The Dawkter’s Wife is In
Recently, one of our neighbors approached me about her husband’s back problems. “What should he do?” she asked. The obvious answer that I shared with her was that … he should see his doctor.
“Who would you recommend?” she pressed on, convinced that I am privy to an insider’s secret on just who the best doctors are. As the story unfolded, I found out he the had, indeed already visited his family doctor. They just weren’t satisfied that he had *only* pulled a muscle. What she wanted from me was a referral to a good neurologist … oh … and while I was thinking about it, would it be possible for my husband to refill the pain prescription that her husband had received? The family practitioner had also not done that and with it being the weekend and all … well, “you know how difficult it can be to get a prescription refill on the weekend”.
I should have been surprised, but I wasn’t. Throughout the years, I have heard about friends’ and neighbors’ hemorrhoids and digestive problems, impotence, migraines, depressions and various bodily secretions. I have learned to listen with a straight face and then refer them to *real doctors* … ones that actually went to medical school.
The most startling example from my own personal ‘Dawkter’s Wife Files’ happened to me this past year when I was picking up my daughter from school. A car pulled up right next to me on my driver’s side. The occupants proceeded to signal me to roll my window down. I recognized a man and wife as parents of one of the boy scouts in my son’s group. Their son was no longer a boy scout and I hadn’t seen either of them in roughly 2 years. I had seen the mom a few times, but I didn’t even know her name.
She was sitting in the passenger’s seat and addressed me as if we were lifelong friends.
The woman proceeded to talk with me about her recent rectal surgery.

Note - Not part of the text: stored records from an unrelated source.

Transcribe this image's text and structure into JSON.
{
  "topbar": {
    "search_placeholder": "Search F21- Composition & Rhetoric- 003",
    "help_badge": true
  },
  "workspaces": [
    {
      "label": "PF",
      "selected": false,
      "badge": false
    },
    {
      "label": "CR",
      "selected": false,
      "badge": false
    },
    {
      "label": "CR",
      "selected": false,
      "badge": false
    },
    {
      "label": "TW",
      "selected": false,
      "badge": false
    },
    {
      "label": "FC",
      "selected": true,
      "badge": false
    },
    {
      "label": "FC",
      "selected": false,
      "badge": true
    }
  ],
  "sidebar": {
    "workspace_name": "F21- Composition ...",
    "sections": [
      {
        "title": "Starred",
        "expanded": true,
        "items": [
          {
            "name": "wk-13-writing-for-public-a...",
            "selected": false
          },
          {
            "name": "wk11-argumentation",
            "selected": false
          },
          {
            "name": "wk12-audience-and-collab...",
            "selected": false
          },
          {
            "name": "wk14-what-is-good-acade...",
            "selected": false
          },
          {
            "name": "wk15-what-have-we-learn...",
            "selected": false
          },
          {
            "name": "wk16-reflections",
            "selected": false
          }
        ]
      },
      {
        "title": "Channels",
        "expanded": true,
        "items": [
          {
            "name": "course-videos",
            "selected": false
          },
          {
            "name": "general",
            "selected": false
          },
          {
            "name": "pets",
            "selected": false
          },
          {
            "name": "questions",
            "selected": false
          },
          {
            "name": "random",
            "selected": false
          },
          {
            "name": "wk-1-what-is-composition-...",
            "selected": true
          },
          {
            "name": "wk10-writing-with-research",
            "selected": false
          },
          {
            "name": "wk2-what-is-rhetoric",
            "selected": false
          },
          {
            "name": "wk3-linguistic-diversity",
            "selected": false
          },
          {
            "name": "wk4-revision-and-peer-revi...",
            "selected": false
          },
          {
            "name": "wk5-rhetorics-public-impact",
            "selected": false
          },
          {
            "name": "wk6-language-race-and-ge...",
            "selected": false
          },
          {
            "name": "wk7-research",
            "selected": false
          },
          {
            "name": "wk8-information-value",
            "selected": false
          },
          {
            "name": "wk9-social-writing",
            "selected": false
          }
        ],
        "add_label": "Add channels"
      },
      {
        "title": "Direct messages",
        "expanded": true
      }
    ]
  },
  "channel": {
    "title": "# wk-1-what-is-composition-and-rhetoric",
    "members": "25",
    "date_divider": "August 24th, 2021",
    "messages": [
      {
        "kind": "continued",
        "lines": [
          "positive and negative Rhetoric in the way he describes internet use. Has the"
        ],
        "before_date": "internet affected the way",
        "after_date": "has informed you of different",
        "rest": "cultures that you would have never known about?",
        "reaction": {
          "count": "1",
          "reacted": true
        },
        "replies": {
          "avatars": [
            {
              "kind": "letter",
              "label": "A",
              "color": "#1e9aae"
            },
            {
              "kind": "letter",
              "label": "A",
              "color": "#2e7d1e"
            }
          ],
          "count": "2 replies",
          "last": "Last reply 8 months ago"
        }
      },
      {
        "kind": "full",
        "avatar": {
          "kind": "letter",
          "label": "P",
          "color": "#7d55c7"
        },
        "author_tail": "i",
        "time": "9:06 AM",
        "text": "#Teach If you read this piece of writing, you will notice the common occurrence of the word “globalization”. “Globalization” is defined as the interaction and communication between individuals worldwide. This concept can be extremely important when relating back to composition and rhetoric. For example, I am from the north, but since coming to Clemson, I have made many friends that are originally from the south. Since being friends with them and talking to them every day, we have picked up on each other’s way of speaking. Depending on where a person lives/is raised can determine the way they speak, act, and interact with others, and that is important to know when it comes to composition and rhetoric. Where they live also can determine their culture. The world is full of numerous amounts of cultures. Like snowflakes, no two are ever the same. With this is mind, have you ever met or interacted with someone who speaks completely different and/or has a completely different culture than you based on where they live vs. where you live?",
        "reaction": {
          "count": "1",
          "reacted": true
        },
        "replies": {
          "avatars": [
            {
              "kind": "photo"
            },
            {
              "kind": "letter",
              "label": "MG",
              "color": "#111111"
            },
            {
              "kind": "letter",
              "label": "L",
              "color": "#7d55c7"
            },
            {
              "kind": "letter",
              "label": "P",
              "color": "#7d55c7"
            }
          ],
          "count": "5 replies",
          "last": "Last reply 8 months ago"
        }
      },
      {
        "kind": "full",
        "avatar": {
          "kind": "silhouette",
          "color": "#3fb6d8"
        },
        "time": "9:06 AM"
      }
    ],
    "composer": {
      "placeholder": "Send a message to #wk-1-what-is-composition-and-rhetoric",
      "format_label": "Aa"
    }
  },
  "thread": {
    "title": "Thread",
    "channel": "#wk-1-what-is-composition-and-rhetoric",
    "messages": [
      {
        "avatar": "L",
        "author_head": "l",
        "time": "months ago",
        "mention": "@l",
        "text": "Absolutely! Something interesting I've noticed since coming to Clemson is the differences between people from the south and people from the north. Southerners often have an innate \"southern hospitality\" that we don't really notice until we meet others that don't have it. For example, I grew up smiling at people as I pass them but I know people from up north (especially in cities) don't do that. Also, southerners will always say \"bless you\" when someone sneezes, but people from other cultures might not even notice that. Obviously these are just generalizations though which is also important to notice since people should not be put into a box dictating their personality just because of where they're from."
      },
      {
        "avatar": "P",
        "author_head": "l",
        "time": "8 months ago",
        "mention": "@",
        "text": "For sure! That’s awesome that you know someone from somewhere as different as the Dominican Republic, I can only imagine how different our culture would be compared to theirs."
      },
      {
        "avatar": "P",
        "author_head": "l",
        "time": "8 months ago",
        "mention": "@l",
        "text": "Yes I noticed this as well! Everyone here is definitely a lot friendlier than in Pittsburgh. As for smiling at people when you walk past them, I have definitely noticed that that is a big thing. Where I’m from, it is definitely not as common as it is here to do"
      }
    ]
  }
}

She was struggling with a complication and wondered what I thought the problem might be. “What should I do about this?”
The exchange initially left me speechless. Though my husband is used to hearing about these intimate details, I felt embarrassed and a little overwhelmed. She continued talking about the surgery, and her frustrations with the side-effects oblivious to my flushed face.
“I’ve been trying to get an appointment with your husband, but I can’t seem to get a hold of him. Can you talk to him for me?” she asked. I agreed to talk with him,(and he did call her later) but the entire exchange and drive-by intimacy left me reassessing my role as just the dawkter’s wife.
I was stunned by this incident and the drive-by-intimacy. Later, I felt a little honored that in her vulnerable state, she thought she could reach out to me. I have started to realize that for many people, the *dawkter’s wife* is a familiar person .. fictitious, invented, fabled … but believed to be an extension of the doctor nonetheless. I am learning that the role of dawkter’s wife extends beyond supporting my husband through medical training … it also demands a greater responsibility publicly. I believe that we can be supportive of patients who reach out to us by actively listening, and then referring them on to their physicians for real medical advice.